After retiring he remained in the game and served on the ECB's management committee.

==Fencing career==
Acfield was also an Olympic fencer, taking part in the 1968 and 1972 Games.

He represented England and won a gold medal in the team sabre at the 1970 British Commonwealth Games in Edinburgh.

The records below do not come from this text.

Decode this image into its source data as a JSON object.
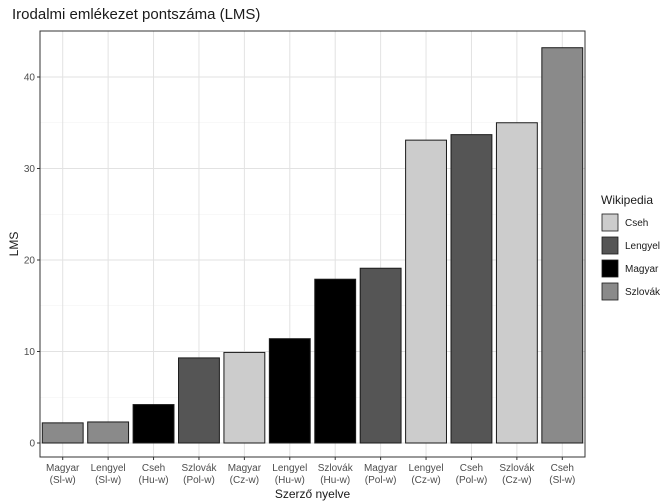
{
  "chart_data": {
    "type": "bar",
    "title": "Irodalmi emlékezet pontszáma (LMS)",
    "xlabel": "Szerző nyelve",
    "ylabel": "LMS",
    "ylim": [
      0,
      45
    ],
    "y_ticks": [
      0,
      10,
      20,
      30,
      40
    ],
    "grid": true,
    "legend_title": "Wikipedia",
    "legend_position": "right",
    "legend": [
      {
        "name": "Cseh",
        "color": "#cccccc"
      },
      {
        "name": "Lengyel",
        "color": "#555555"
      },
      {
        "name": "Magyar",
        "color": "#000000"
      },
      {
        "name": "Szlovák",
        "color": "#8a8a8a"
      }
    ],
    "bars": [
      {
        "line1": "Magyar",
        "line2": "(Sl-w)",
        "value": 2.2,
        "group": "Szlovák"
      },
      {
        "line1": "Lengyel",
        "line2": "(Sl-w)",
        "value": 2.3,
        "group": "Szlovák"
      },
      {
        "line1": "Cseh",
        "line2": "(Hu-w)",
        "value": 4.2,
        "group": "Magyar"
      },
      {
        "line1": "Szlovák",
        "line2": "(Pol-w)",
        "value": 9.3,
        "group": "Lengyel"
      },
      {
        "line1": "Magyar",
        "line2": "(Cz-w)",
        "value": 9.9,
        "group": "Cseh"
      },
      {
        "line1": "Lengyel",
        "line2": "(Hu-w)",
        "value": 11.4,
        "group": "Magyar"
      },
      {
        "line1": "Szlovák",
        "line2": "(Hu-w)",
        "value": 17.9,
        "group": "Magyar"
      },
      {
        "line1": "Magyar",
        "line2": "(Pol-w)",
        "value": 19.1,
        "group": "Lengyel"
      },
      {
        "line1": "Lengyel",
        "line2": "(Cz-w)",
        "value": 33.1,
        "group": "Cseh"
      },
      {
        "line1": "Cseh",
        "line2": "(Pol-w)",
        "value": 33.7,
        "group": "Lengyel"
      },
      {
        "line1": "Szlovák",
        "line2": "(Cz-w)",
        "value": 35.0,
        "group": "Cseh"
      },
      {
        "line1": "Cseh",
        "line2": "(Sl-w)",
        "value": 43.2,
        "group": "Szlovák"
      }
    ]
  }
}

Acfield was a four times British fencing champion, winning the sabre title at the British Fencing Championships for four years in a row, 1969–1972, during which period he was the leading sabre fencer in the country. He retired from fencing after the 1972 Olympics, preferring to devote himself to cricket as a professional, having previously retained his amateur status to protect his Olympic qualification.

==Personal life==
Acfield attended Brentwood School, and graduated in history from Christ's College, Cambridge. For many years, during his cricket career, he taught history and took nets in winter at Rainsford Comprehensive School, later renamed St Peter's College, Chelmsford.

After his retirement from athletics, Acfield served as an administrator for the England and Wales Cricket Board and later as the president of the Essex County Cricket Club. He is also a Trustee of the Hornsby Professional Cricketers' Fund charity.